Джон Сайленс придвинулся к своему собеседнику, который говорил все тише и тише, и, склонив голову, старался не пропустить ни слова из его сумбурного рассказа.

— И вы все это время никого не видели?

— Нет, глазами не видел. Это не было зрительной галлюцинацией. Но в моем сознании возникла отчетливая картина, и я мог во всех деталях описать эту женщину — смуглую, крепко сбитую, белозубую, с крупными, почти мужскими чертами лица. Ее левый глаз был прищурен. О, такое лицо нельзя забыть!

— Вы могли бы его снова узнать?

Пендер криво усмехнулся.

— Если бы вычеркнуть его из памяти, — прошептал он, — но об этом мне остается только мечтать.

Немного помолчав, писатель внезапно выпрямился и в порыве чувств схватил доктора за руку.

— Я так благодарен вам за терпение и участие! — воскликнул он с дрожью в голосе. — За то, что вы не считаете меня сумасшедшим. Поймите, я ни с кем не мог поговорить откровенно, а вот сейчас наконец выговорился и уже ощутил облегчение, словно поделился с другом своей болью. Я не в силах выразить, как мне это помогло!..

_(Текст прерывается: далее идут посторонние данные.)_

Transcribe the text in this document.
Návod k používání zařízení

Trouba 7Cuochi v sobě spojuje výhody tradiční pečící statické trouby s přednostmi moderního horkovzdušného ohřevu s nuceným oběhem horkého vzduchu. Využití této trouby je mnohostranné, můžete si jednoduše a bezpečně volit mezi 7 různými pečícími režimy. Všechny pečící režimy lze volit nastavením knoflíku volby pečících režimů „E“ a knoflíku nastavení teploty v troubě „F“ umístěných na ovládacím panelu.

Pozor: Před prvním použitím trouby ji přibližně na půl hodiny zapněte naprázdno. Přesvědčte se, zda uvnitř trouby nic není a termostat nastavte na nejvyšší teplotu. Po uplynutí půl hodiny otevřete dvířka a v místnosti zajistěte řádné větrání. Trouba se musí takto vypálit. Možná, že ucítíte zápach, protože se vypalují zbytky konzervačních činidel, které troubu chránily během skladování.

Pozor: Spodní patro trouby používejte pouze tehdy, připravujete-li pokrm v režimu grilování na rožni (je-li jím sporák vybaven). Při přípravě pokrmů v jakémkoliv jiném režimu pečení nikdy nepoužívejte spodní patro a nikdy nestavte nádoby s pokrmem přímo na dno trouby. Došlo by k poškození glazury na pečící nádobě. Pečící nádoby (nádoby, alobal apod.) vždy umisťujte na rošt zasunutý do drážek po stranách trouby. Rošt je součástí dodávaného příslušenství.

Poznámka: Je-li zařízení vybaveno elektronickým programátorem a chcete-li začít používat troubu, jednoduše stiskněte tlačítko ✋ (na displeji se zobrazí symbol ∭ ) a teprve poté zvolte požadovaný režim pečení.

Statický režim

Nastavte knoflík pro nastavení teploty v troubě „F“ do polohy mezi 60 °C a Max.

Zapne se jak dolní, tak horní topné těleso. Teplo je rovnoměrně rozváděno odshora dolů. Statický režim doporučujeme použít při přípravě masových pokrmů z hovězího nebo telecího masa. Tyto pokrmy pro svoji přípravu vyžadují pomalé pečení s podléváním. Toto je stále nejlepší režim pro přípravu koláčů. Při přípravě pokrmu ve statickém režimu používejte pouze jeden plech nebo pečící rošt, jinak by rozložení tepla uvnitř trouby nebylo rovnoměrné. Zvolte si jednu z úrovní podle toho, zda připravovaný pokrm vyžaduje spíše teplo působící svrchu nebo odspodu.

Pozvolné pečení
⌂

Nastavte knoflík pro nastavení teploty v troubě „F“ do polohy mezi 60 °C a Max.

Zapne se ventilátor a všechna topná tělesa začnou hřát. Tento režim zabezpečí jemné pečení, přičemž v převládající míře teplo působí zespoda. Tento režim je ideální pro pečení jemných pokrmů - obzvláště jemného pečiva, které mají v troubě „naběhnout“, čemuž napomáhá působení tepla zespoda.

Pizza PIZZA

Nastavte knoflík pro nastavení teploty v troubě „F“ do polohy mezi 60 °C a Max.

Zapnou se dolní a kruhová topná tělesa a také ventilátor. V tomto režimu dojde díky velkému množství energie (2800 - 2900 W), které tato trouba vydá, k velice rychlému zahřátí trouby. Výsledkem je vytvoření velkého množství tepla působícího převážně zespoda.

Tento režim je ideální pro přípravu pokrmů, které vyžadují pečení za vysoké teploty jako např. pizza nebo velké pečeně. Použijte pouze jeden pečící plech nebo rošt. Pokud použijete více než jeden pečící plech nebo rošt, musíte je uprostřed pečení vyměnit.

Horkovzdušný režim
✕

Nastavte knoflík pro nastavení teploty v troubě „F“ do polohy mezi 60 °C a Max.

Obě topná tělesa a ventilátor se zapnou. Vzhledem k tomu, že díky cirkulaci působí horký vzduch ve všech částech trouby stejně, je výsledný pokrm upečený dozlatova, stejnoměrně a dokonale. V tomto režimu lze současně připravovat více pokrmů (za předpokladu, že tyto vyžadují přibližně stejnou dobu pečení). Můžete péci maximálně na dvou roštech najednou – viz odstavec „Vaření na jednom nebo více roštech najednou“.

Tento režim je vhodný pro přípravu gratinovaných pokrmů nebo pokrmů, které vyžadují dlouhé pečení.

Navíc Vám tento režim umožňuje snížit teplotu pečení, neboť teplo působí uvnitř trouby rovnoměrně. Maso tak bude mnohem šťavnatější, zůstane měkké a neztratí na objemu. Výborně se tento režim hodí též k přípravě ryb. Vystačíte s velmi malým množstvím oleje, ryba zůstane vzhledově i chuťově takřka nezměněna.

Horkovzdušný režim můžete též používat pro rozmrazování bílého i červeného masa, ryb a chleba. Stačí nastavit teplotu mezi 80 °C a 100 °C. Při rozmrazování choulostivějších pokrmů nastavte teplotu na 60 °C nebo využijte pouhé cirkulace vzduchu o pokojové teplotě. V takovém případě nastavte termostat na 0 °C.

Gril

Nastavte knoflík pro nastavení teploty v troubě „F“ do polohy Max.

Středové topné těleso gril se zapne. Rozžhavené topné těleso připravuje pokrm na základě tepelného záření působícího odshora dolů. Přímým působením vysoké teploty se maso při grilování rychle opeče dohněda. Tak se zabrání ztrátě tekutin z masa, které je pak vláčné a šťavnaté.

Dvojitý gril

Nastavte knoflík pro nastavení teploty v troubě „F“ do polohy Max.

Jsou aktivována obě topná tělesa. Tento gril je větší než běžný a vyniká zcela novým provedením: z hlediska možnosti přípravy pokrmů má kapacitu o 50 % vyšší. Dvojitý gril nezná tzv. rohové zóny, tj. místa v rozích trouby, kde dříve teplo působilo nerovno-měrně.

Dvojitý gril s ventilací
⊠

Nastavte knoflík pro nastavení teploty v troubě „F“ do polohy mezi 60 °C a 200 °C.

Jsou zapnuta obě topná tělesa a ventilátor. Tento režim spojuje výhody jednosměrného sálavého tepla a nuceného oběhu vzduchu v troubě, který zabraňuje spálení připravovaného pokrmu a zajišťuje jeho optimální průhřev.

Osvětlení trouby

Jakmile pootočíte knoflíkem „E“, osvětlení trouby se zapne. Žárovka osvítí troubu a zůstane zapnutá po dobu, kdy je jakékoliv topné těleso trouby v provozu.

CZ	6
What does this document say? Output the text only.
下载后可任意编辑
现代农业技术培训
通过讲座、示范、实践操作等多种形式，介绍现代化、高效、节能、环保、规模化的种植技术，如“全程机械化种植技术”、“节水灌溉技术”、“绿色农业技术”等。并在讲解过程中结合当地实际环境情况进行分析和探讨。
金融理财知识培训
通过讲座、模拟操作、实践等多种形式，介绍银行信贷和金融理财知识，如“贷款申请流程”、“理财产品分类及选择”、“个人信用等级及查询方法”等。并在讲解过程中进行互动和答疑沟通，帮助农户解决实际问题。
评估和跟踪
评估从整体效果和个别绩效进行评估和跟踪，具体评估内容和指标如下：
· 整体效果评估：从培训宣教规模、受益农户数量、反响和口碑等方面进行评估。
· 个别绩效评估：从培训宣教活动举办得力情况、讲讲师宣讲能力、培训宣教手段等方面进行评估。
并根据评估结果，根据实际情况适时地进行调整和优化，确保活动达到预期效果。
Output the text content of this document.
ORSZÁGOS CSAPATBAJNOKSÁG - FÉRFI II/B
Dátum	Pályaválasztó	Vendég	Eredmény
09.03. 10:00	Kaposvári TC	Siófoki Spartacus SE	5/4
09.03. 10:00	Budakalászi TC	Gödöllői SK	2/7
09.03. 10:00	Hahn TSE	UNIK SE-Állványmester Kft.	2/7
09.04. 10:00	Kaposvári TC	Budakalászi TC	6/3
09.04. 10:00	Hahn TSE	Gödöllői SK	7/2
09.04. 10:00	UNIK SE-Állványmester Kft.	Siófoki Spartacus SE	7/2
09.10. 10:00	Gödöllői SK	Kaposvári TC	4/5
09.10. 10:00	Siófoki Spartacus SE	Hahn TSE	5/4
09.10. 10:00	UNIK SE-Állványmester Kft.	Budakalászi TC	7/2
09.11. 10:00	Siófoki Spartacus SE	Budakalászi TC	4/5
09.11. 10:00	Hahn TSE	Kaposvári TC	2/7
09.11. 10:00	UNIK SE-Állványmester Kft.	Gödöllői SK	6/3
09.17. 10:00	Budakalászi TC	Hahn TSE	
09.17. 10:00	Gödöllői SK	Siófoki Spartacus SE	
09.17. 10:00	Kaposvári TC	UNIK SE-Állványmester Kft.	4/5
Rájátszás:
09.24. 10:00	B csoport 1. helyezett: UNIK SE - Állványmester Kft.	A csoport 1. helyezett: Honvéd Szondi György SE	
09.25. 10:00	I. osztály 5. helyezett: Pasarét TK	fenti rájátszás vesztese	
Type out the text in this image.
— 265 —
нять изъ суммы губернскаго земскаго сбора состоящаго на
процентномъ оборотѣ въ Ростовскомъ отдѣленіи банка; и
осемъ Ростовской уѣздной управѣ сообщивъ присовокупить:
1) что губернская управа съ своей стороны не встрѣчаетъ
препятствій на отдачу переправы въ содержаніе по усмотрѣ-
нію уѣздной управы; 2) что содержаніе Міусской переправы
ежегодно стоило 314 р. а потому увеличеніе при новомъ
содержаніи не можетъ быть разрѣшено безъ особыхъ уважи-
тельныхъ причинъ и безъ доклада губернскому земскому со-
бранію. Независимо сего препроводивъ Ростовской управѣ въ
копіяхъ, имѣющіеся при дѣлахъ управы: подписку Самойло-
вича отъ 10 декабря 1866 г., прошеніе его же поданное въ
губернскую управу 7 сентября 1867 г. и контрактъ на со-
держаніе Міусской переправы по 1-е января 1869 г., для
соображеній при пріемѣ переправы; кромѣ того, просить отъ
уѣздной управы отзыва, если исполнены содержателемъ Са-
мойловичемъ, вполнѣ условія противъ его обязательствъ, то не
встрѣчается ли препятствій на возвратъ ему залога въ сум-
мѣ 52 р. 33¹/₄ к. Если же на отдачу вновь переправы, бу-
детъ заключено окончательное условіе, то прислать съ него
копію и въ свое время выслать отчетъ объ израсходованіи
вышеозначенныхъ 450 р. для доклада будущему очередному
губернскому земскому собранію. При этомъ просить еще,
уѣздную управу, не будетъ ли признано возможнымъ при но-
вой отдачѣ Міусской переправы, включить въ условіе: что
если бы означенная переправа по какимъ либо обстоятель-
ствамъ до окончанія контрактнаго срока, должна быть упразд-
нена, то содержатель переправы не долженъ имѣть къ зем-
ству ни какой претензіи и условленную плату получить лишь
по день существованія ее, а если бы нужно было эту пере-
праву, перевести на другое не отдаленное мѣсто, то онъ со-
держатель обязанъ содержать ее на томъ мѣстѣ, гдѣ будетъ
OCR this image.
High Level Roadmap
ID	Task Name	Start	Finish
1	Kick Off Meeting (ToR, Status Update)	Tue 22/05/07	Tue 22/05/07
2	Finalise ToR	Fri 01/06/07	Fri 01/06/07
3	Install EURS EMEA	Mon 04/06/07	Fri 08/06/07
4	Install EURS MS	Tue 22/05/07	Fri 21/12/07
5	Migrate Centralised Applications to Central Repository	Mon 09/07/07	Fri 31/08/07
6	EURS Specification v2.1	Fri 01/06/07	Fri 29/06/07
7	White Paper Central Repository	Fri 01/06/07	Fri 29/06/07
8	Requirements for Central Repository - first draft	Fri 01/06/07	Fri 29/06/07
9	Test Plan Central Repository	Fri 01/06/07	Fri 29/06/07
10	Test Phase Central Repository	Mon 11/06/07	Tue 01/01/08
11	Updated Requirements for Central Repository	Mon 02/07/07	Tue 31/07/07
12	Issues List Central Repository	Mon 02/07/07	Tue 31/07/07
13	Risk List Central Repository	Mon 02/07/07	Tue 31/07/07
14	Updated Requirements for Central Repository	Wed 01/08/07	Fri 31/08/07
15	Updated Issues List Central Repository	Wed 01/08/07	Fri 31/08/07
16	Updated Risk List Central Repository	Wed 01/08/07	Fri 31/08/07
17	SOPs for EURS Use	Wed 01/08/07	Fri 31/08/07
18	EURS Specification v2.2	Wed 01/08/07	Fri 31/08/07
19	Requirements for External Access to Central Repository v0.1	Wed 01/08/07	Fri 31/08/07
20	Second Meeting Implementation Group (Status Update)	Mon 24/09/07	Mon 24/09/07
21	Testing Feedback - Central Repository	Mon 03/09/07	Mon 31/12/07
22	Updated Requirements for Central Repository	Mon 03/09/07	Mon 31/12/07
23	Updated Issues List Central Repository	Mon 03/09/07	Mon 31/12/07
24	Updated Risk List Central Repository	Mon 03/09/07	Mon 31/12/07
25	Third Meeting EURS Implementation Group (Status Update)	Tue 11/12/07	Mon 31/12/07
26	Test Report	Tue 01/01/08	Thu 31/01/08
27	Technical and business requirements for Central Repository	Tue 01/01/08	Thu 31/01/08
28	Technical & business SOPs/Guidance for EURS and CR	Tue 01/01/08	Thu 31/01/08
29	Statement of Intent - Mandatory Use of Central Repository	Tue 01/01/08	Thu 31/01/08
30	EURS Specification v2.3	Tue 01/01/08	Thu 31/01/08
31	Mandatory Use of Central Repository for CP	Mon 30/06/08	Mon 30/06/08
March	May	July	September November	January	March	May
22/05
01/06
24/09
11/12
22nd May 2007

Доктор Сайленс сжал его руку и, пристально поглядев в испуганные глаза, мягко сказал:

— Знаете, у вас особый, неординарный случай, но мне он крайне интересен. Скажу сразу, он угрожает не здоровью, а сути вашей внутренней жизни: ваш рассудок постепенно придет в норму, здесь, в этом мире, но ваш дух вне пределов телесной оболочки искажен и надломлен. Вы, мой друг, можете стать духовным безумцем, а это куда страшнее любой психической болезни…

В комнате воцарилось напряженное молчание. Двое мужчин продолжат смотреть друг другу в глаза.

— Вы имеете в виду… О боже правый! — пробормотал писатель, как только к нему вернулся дар речи.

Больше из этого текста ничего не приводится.